La crise climatique s’intensifie et pousse chercheurs et
décideurs à explorer des solutions inédites. Parmi elles, la géo-ingénierie
occupe une place de plus en plus visible, notamment à travers des projets de
modification artificielle du climat.
Les premiers tests en conditions réelles, bien que très limités, cherchent à évaluer la faisabilité technique de la dispersion de particules dans la haute atmosphère. Des projets pilotes, comme ceux menés par certaines universités américaines ou suédoises, envisagent d’injecter des aérosols de dioxyde de soufre ou de carbonate de calcium pour reproduire artificiellement l’effet refroidissant observé après de grandes éruptions volcaniques. Ce type d’expérimentation pourrait offrir une réponse d’urgence dans le cas où les températures franchiraient des seuils critiques plus rapidement que prévu.
Cependant, la géo-ingénierie climatique soulève des inquiétudes majeures. La première tient à l’imprévisibilité des effets secondaires : modifier le rayonnement solaire pourrait perturber les régimes de mousson, modifier les cycles de précipitation ou encore affecter la couche d’ozone. Certaines régions pourraient bénéficier d’un refroidissement tandis que d’autres subiraient des sécheresses aggravées ou des inondations plus intenses. En d’autres termes, les conséquences pourraient être inégalement réparties et accentuer des inégalités déjà existantes.

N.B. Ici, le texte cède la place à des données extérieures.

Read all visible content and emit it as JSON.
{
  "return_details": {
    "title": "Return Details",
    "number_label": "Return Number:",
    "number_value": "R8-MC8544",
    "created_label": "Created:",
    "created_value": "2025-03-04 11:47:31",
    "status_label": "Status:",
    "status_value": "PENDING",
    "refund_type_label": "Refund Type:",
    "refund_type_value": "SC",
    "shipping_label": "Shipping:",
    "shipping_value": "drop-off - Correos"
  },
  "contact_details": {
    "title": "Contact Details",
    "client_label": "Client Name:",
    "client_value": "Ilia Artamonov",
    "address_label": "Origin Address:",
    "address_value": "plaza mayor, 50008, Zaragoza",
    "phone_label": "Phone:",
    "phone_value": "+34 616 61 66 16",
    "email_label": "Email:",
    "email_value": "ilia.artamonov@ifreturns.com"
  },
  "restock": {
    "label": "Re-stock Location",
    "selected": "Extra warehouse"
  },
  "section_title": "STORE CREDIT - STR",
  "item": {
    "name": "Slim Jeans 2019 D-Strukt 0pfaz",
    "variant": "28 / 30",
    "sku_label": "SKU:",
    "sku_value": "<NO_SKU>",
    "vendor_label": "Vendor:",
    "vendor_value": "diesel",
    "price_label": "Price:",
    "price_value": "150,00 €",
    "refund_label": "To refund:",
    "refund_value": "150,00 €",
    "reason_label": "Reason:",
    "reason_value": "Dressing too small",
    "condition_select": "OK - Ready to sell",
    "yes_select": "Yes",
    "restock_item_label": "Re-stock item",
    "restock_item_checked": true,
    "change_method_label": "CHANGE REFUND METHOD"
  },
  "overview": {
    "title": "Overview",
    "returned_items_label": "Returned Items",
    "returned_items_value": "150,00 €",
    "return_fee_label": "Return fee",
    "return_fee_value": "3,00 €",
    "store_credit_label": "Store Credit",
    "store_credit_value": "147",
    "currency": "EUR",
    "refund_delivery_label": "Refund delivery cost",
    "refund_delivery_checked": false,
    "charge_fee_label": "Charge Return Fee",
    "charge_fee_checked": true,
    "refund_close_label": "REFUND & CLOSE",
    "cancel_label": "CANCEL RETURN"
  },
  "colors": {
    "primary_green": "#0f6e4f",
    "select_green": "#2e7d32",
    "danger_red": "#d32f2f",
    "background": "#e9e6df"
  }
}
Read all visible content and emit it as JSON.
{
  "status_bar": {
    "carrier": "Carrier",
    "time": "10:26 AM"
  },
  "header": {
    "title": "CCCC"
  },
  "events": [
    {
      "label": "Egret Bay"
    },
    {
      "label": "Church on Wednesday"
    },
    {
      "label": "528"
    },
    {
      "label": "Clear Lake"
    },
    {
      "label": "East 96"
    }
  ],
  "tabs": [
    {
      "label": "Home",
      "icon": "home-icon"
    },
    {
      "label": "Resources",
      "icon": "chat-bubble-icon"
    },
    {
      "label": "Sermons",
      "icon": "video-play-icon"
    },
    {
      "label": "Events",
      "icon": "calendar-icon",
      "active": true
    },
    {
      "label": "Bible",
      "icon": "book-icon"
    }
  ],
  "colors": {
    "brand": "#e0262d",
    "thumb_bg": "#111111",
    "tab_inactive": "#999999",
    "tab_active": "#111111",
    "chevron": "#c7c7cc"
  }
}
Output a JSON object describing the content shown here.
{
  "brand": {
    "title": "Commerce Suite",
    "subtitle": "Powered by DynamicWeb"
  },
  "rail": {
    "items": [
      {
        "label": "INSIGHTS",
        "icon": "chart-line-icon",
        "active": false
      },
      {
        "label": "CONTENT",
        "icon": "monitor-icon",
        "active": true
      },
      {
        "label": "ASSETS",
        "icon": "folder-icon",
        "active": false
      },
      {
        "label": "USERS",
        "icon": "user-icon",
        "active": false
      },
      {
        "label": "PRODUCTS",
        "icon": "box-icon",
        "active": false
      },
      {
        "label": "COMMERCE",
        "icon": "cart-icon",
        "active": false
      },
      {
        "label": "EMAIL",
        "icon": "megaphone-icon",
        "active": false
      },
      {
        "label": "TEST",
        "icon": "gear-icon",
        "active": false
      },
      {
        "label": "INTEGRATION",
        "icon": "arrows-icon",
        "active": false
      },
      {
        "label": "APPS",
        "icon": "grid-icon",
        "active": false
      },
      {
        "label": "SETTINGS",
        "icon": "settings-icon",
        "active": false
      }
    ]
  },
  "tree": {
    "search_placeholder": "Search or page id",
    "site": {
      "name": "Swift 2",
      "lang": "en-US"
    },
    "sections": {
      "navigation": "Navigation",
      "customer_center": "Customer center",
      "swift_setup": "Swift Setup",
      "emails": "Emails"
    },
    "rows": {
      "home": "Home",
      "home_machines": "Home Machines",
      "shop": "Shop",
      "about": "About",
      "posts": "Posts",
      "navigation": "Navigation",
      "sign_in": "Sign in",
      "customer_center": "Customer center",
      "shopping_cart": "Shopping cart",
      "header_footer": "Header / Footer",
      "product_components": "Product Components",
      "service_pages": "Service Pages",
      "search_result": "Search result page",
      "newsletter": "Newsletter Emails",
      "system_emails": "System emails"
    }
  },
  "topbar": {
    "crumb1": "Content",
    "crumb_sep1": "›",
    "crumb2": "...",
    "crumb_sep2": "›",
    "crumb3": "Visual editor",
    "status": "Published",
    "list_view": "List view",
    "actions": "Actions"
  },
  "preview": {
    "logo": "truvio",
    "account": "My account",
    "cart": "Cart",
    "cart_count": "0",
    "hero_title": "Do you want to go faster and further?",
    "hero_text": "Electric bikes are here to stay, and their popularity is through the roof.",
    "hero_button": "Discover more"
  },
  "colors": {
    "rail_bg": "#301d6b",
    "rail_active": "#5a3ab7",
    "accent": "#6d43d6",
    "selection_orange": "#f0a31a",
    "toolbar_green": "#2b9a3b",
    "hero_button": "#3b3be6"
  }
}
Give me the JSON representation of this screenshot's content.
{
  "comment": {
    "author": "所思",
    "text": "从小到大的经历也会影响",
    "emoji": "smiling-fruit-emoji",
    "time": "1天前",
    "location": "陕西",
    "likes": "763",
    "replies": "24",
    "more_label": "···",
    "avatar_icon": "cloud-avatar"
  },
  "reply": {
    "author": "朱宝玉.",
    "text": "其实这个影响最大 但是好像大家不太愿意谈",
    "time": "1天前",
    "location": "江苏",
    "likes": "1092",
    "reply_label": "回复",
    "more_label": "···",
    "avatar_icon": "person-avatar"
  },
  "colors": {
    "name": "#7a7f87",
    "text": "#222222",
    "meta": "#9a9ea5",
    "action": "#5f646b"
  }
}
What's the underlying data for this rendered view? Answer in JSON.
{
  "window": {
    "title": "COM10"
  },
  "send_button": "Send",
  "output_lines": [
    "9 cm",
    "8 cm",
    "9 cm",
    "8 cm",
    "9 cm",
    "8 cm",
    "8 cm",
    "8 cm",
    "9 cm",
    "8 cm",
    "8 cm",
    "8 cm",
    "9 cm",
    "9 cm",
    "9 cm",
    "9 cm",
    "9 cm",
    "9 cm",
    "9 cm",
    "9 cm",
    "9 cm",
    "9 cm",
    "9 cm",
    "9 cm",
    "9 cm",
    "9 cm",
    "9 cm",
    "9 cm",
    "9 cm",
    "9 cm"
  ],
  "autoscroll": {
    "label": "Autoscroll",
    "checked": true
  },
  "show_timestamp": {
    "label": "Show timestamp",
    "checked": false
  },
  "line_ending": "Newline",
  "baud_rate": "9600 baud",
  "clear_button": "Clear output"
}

Un autre enjeu central est celui de la gouvernance. Qui déciderait du moment, de l’ampleur et des modalités de mise en œuvre d’un tel projet planétaire ? La géo-ingénierie solaire, par son caractère transfrontalier, échappe aux cadres classiques de régulation internationale. Sans règles claires, un État ou même un acteur privé pourrait être tenté de lancer unilatéralement une expérience de grande envergure, ouvrant la voie à des tensions diplomatiques inédites.
Par ailleurs, certains scientifiques craignent que l’attrait pour ces technologies crée un « effet de distraction », en détournant l’attention des efforts prioritaires de réduction des émissions de gaz à effet de serre. Miser sur une solution technologique perçue comme rapide et efficace pourrait servir d’alibi pour retarder les transitions énergétiques nécessaires. Or, la géo-ingénierie ne traite pas la cause du problème, mais seulement un de ses symptômes : la hausse des températures.
Pour autant, de nombreux experts estiment qu’il serait irresponsable d’écarter totalement cette piste. Dans un scénario d’urgence climatique où les seuils critiques seraient franchis, disposer d’une solution de dernier recours pourrait s’avérer vital. C’est pourquoi certains plaident pour un cadre de recherche transparent, internationalement supervisé, qui permette de mieux comprendre les risques et d’évaluer les bénéfices potentiels.
La géo-ingénierie solaire illustre le dilemme contemporain entre l’urgence climatique et les incertitudes éthiques, politiques et scientifiques. Si elle pourrait offrir un outil de stabilisation temporaire du climat, ses effets secondaires et ses implications géopolitiques exigent une vigilance extrême. Plutôt qu’une panacée, elle doit être envisagée comme une mesure de dernier recours, accompagnée d’une gouvernance mondiale solide et d’une poursuite résolue de la réduction des émissions.